Na Síria, também os ativistas desafiantes têm duas desoladas escolhas: serem esmagados pelos militares ou serem exilados. Acima de tudo, a instituição mais poderosa do mundo responsável pela manutenção da paz e segurança permanece paralisada. Uma resolução do Conselho de Segurança da ONU condenou a violência patrocinada pelo Estado, que até agora matou 2.700 pessoas e, de acordo com as estimativas da ONU, permanece obstruída com influentes membros que se opõem à resolução ou se abstém nas votações.
O Iêmen, um dos países menos desenvolvidos de acordo com a classificação da ONU, continua com o esmagamento da sociedade civil a favor da democracia apesar de até os seus cambaleantes serviços públicos precisarem do apoio da sociedade civil.
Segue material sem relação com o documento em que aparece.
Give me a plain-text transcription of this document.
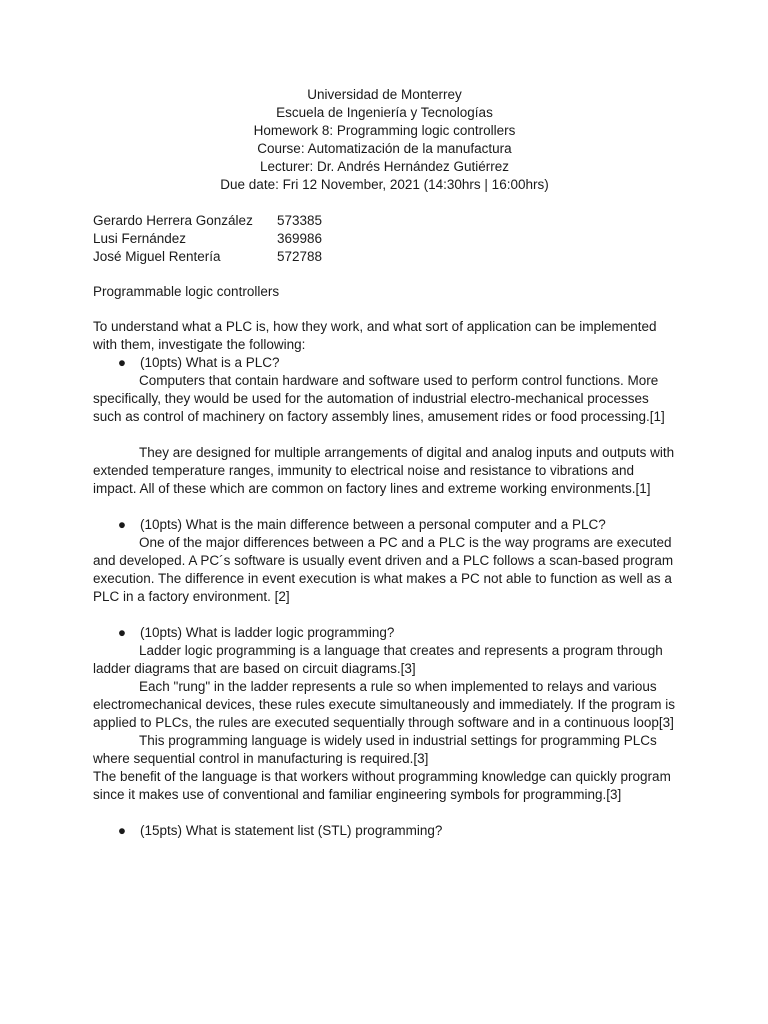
Universidad de Monterrey
Escuela de Ingeniería y Tecnologías
Homework 8: Programming logic controllers
Course: Automatización de la manufactura
Lecturer: Dr. Andrés Hernández Gutiérrez
Due date: Fri 12 November, 2021 (14:30hrs | 16:00hrs)
Gerardo Herrera González	573385
Lusi Fernández	369986
José Miguel Rentería	572788
Programmable logic controllers

To understand what a PLC is, how they work, and what sort of application can be implemented with them, investigate the following:

●	(10pts) What is a PLC?

Computers that contain hardware and software used to perform control functions. More specifically, they would be used for the automation of industrial electro-mechanical processes such as control of machinery on factory assembly lines, amusement rides or food processing.[1]

They are designed for multiple arrangements of digital and analog inputs and outputs with extended temperature ranges, immunity to electrical noise and resistance to vibrations and impact. All of these which are common on factory lines and extreme working environments.[1]

●	(10pts) What is the main difference between a personal computer and a PLC?

One of the major differences between a PC and a PLC is the way programs are executed and developed. A PC´s software is usually event driven and a PLC follows a scan-based program execution. The difference in event execution is what makes a PC not able to function as well as a PLC in a factory environment. [2]

●	(10pts) What is ladder logic programming?

Ladder logic programming is a language that creates and represents a program through ladder diagrams that are based on circuit diagrams.[3]

Each "rung" in the ladder represents a rule so when implemented to relays and various electromechanical devices, these rules execute simultaneously and immediately. If the program is applied to PLCs, the rules are executed sequentially through software and in a continuous loop[3]

This programming language is widely used in industrial settings for programming PLCs where sequential control in manufacturing is required.[3]

The benefit of the language is that workers without programming knowledge can quickly program since it makes use of conventional and familiar engineering symbols for programming.[3]

●	(15pts) What is statement list (STL) programming?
Para tentar chamar a atenção da comunidade internacional sobre a sua situação desesperada, o Comitê do Prêmio Nobel ao anunciar o Prêmio Nobel da Paz de 2011 para a proeminente jornalista iemenita, enfaticamente observou: “Nas circunstâncias mais difíceis, antes e depois da Primavera Árabe, Tawakkul Karman tem desempenhado uma liderança na luta dos direitos das mulheres e pela democracia e paz no Iêmen.”
O papel dos grupos da sociedade civil é chave para assegurar uma paz justa e uma segurança duradoura na região do MENA. (Oriente Médio e Norte da África). Ironicamente, em vez de adotar as soluções oferecidas pela sociedade civil, os governos estão perseguindo os ativistas.
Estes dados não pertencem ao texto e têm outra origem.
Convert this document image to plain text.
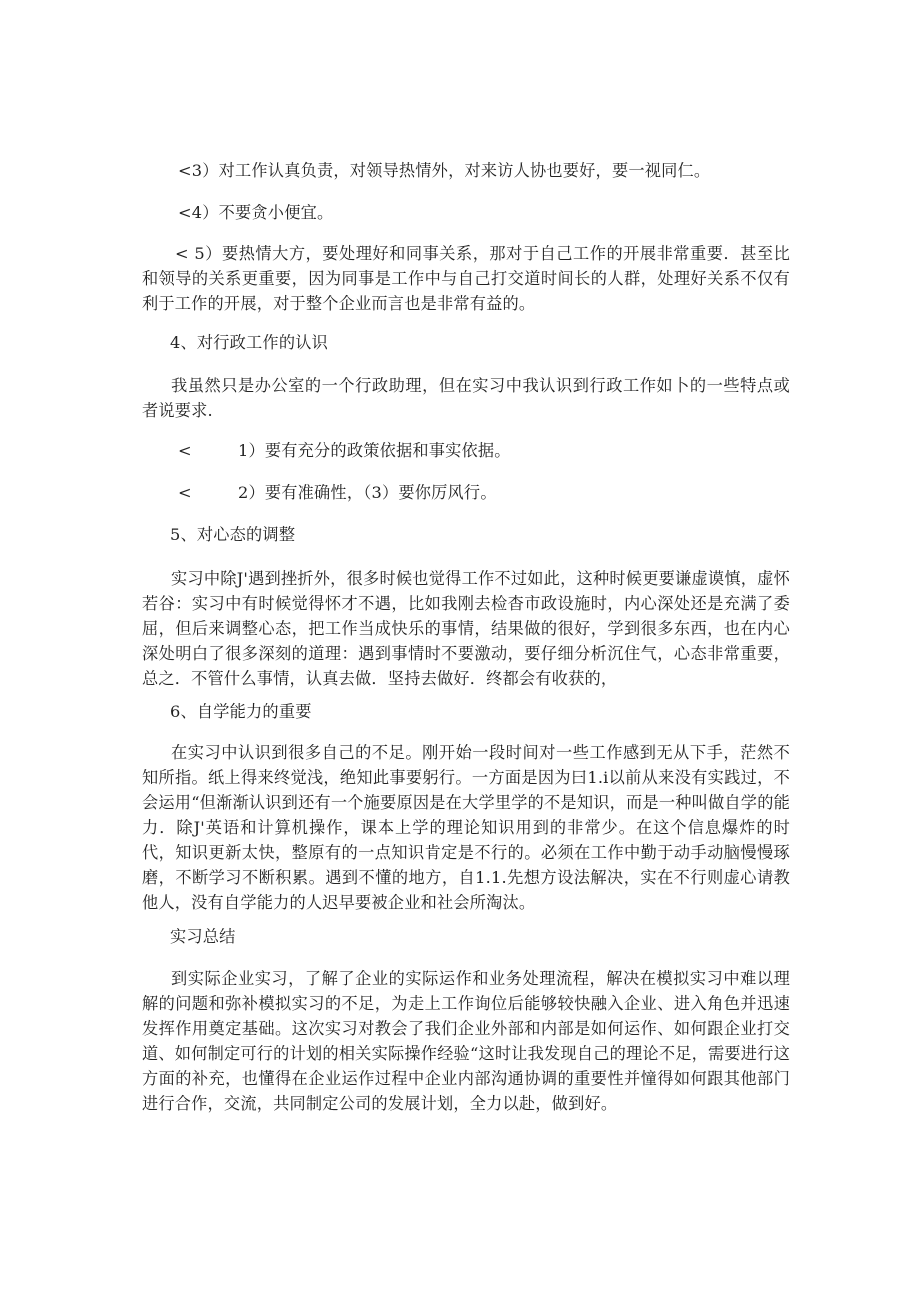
<3）对工作认真负责，对领导热情外，对来访人协也要好，要一视同仁。
<4）不要贪小便宜。
< 5）要热情大方，要处理好和同事关系，那对于自己工作的开展非常重要．甚至比和领导的关系更重要，因为同事是工作中与自己打交道时间长的人群，处理好关系不仅有利于工作的开展，对于整个企业而言也是非常有益的。
4、对行政工作的认识
我虽然只是办公室的一个行政助理，但在实习中我认识到行政工作如卜的一些特点或者说要求.
<	1）要有充分的政策依据和事实依据。
<	2）要有准确性，（3）要你厉风行。
5、对心态的调整
实习中除J'遇到挫折外，很多时候也觉得工作不过如此，这种时候更要谦虚谟慎，虚怀若谷：实习中有时候觉得怀才不遇，比如我刚去检杳市政设施时，内心深处还是充满了委屈，但后来调整心态，把工作当成快乐的事情，结果做的很好，学到很多东西，也在内心深处明白了很多深刻的道理：遇到事情时不要激动，要仔细分析沉住气，心态非常重要，总之．不管什么事情，认真去做．坚持去做好．终都会有收获的，
6、自学能力的重要
在实习中认识到很多自己的不足。刚开始一段时间对一些工作感到无从下手，茫然不知所指。纸上得来终觉浅，绝知此事要躬行。一方面是因为曰1.i以前从来没有实践过，不会运用“但渐渐认识到还有一个施要原因是在大学里学的不是知识，而是一种叫做自学的能力．除J'英语和计算机操作，课本上学的理论知识用到的非常少。在这个信息爆炸的时代，知识更新太快，整原有的一点知识肯定是不行的。必须在工作中勤于动手动脑慢慢琢磨，不断学习不断积累。遇到不懂的地方，自1.1.先想方设法解决，实在不行则虚心请教他人，没有自学能力的人迟早要被企业和社会所淘汰。
实习总结
到实际企业实习，了解了企业的实际运作和业务处理流程，解决在模拟实习中难以理解的问题和弥补模拟实习的不足，为走上工作询位后能够较快融入企业、进入角色并迅速发挥作用奠定基础。这次实习对教会了我们企业外部和内部是如何运作、如何跟企业打交道、如何制定可行的计划的相关实际操作经验“这时让我发现自己的理论不足，需要进行这方面的补充，也懂得在企业运作过程中企业内部沟通协调的重要性并憧得如何跟其他部门进行合作，交流，共同制定公司的发展计划，全力以赴，做到好。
Atualmente, por um lado, a maior parte da região permanece paralisada pelos impasses políticos entre os ativistas pró-democracia e a sociedade civil organizada e, por outro lado, os líderes autoritários e o seu regime apoiado pelos militares.

Até nos países que têm passado por mudanças os argumentos pela democracia não estão ganhos e o apoio às OSCs é uma parte crítica para solidificar e crescer o que foi conquistado. A comunidade internacional, o setor filantrópico e em particular, a ONU, não podem ficar à espera, observando a continuidade desta luta injusta.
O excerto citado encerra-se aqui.